How to Compare Two Data Samples with R - dummies

How to Compare Two Data Samples with R

By Andrie de Vries, Joris Meys

R gives you two standard tests for comparing two groups with numerical data: the t-test with the t.test() function, and the Wilcoxon test with the wilcox.test() function. If you want to use the t.test() function, you first have to check, among other things, whether both samples are normally distributed. For the Wilcoxon test, this isn’t necessary.

How to use R’s Wilcoxon function for abnormally distributed data

In some cases, your data deviates significantly from normality and you can’t use the t.test() function. For those cases, you have the wilcox.test() function, which you use in exactly the same way, as shown in the following example:

> wilcox.test(temp ~ activ, data=beaver2)

This give you the following output:

 Wilcoxon rank-sum test with continuity correction
data: temp by activ
W = 15, p-value < 2.2e-16
alternative hypothesis: true location shift is not equal to 0

Again, you get the value for the test statistic (W in this test) and a p-value. Under that information, you read the alternative hypothesis, and that differs a bit from the alternative hypothesis of a t-test. The Wilcoxon test looks at whether the center of your data (the location) differs between both samples.

With this code, you perform the Wilcoxon rank-sum test or Mann-Whitney U test. Both tests are completely equivalent, so R doesn’t contain a separate function for Mann-Whitney’s U test.

How to use R’s T-Test and Wilcoxon test to test direction

With the basic T-Test and Wilcoxon test, you test whether the samples differ without specifying in which way. Statisticians call this a two-sided test. Imagine you don’t want to know whether body temperature differs between active and inactive periods, but whether body temperature is lower during inactive periods.

To do this, you have to specify the argument alternative in either the t.test() or wilcox.test() function. This argument can take three values:

  • By default, it has the value ‘two.sided’, which means you want the standard two-sided test.

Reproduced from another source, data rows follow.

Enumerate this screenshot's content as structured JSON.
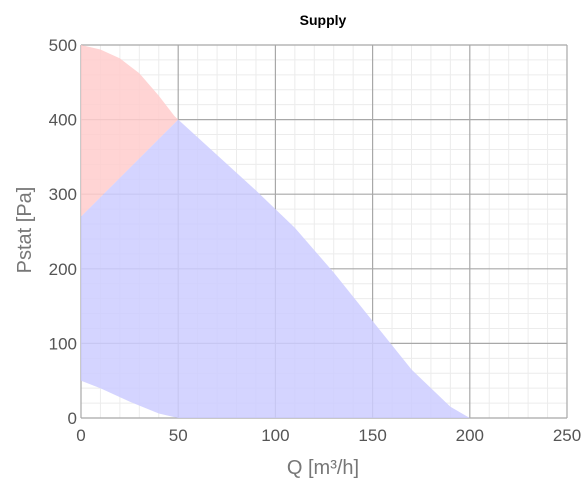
{
  "chart_data": {
    "type": "area",
    "title": "Supply",
    "xlabel": "Q [m³/h]",
    "ylabel": "Pstat [Pa]",
    "xlim": [
      0,
      250
    ],
    "ylim": [
      0,
      500
    ],
    "xticks": [
      0,
      50,
      100,
      150,
      200,
      250
    ],
    "yticks": [
      0,
      100,
      200,
      300,
      400,
      500
    ],
    "x_minor_step": 10,
    "y_minor_step": 20,
    "grid": true,
    "series": [
      {
        "color": "#ffcccc",
        "points": [
          [
            0,
            500
          ],
          [
            10,
            494
          ],
          [
            20,
            482
          ],
          [
            30,
            462
          ],
          [
            40,
            432
          ],
          [
            48,
            405
          ],
          [
            50,
            400
          ],
          [
            0,
            270
          ]
        ]
      },
      {
        "color": "#ccccff",
        "points": [
          [
            0,
            270
          ],
          [
            50,
            400
          ],
          [
            90,
            305
          ],
          [
            110,
            255
          ],
          [
            130,
            195
          ],
          [
            150,
            130
          ],
          [
            170,
            65
          ],
          [
            190,
            15
          ],
          [
            200,
            0
          ],
          [
            50,
            0
          ],
          [
            40,
            6
          ],
          [
            25,
            22
          ],
          [
            10,
            40
          ],
          [
            0,
            50
          ]
        ]
      }
    ]
  }
}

  • If you want to test whether the mean (or location) of the first group is lower, you give it the value ‘less’.

  • If you want to test whether that mean is bigger, you specify the value ‘greater’.

If you use the formula interface for these tests, the groups are ordered in the same order as the levels of the factor you use. You have to take that into account to know which group is seen as the first group. If you give the data for both groups as separate vectors, the first vector is the first group.